Anyways, my father used to watch Dr Who, and being compared to Dr Who is much more rewarding than being compared to a drummer in some band.

Thursday, June 18, 2009


The Uppsala and EBI CDK-teams have been working hard on finishing the rewrite of JChemPaint I started with Niels earlier. While the EBI-team focused on the applet (and Swing application), the Uppsala team, obviously, focused on the SWT side, for integration into Bioclipse. The new JChemPaint is reaching a useful state, and below is a quick update screenshot something Arvid has been working on:

It shows a periodic table which allows you to drag any element type onto the JChemPaint drawing area. It is using regular drag and drop functionality, allowing you to create any arbitrary pseudo atom too. This also paves the way for a template system, allowing you to drag-n-drop fragments onto an active JChemPaint editor.

Wednesday, June 17, 2009

No, PDFs really do suck!

A typical blog by Peter MR made (again), The ICE-man: Scholary HTML not PDF, the point of why PDF is to data what a hamburger is to a cow, in reply to a blog by Peter SF, Scholarly HTML.
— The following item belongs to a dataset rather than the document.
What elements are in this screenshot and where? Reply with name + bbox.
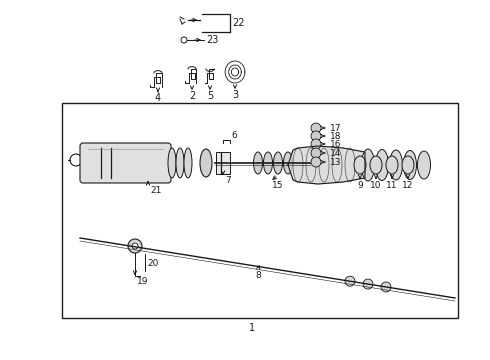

This lead to a discussion on FriendFeed. A couple of misconceptions:

"But how are we going to cite without paaaaaaaaaaaage nuuuuuuuuuuumbers?"
We don't. Many online-only journals can do without; there is DOI. And if that is not enough, the legal business has means of identifying paragraphs, etc, which should provide us with all the methods we could possibly need in science.

Typesetting of PDFs, in most journals, is superior than HTML, which is why I prefer to read a PDF version if it is available. It is nicer to the eyes.
Ummm... this is supposed to be Science, not a California Glossy. It seems that pretty looks is causing major body count in the States. Otherwise, HTML+CSS can likely beat any pretty looks of PDF, or at least match it.

As I seem to be the only physicist/mathematician who comments on these sort of things, I feel like a broken record, but math support in browsers currently sucks extremely badly and this is a primary reason why we will continue to use PDF for quite some time.
HTML+MathML is well established, and default FireFox browsers have no problem showing mathematical equations. For years, the Blue Obelisk QSAR descriptor ontology has been using such a set up for years. If you use TeX to author your equations, you can convert it to HTML too.

We can mine the data from the PDF text. Theoretically, yes. Practically, it is money down the drain. PDF is particularly nasty here, as it breaks words at the end of a line, and even can make words consist of unlinked series of characters positioned at (x,y). PDF, however, can contains a lot of metadata, but that is merely a hack, and unneeded workaround. Worse, hardly used regarding chemistry. PDF can contain PNG images which can contain CML; the tools are there, but not used, and there are more efficient technologies anyway.

I, for one, agree with Peter on PDF: it really suck as scientific communication medium.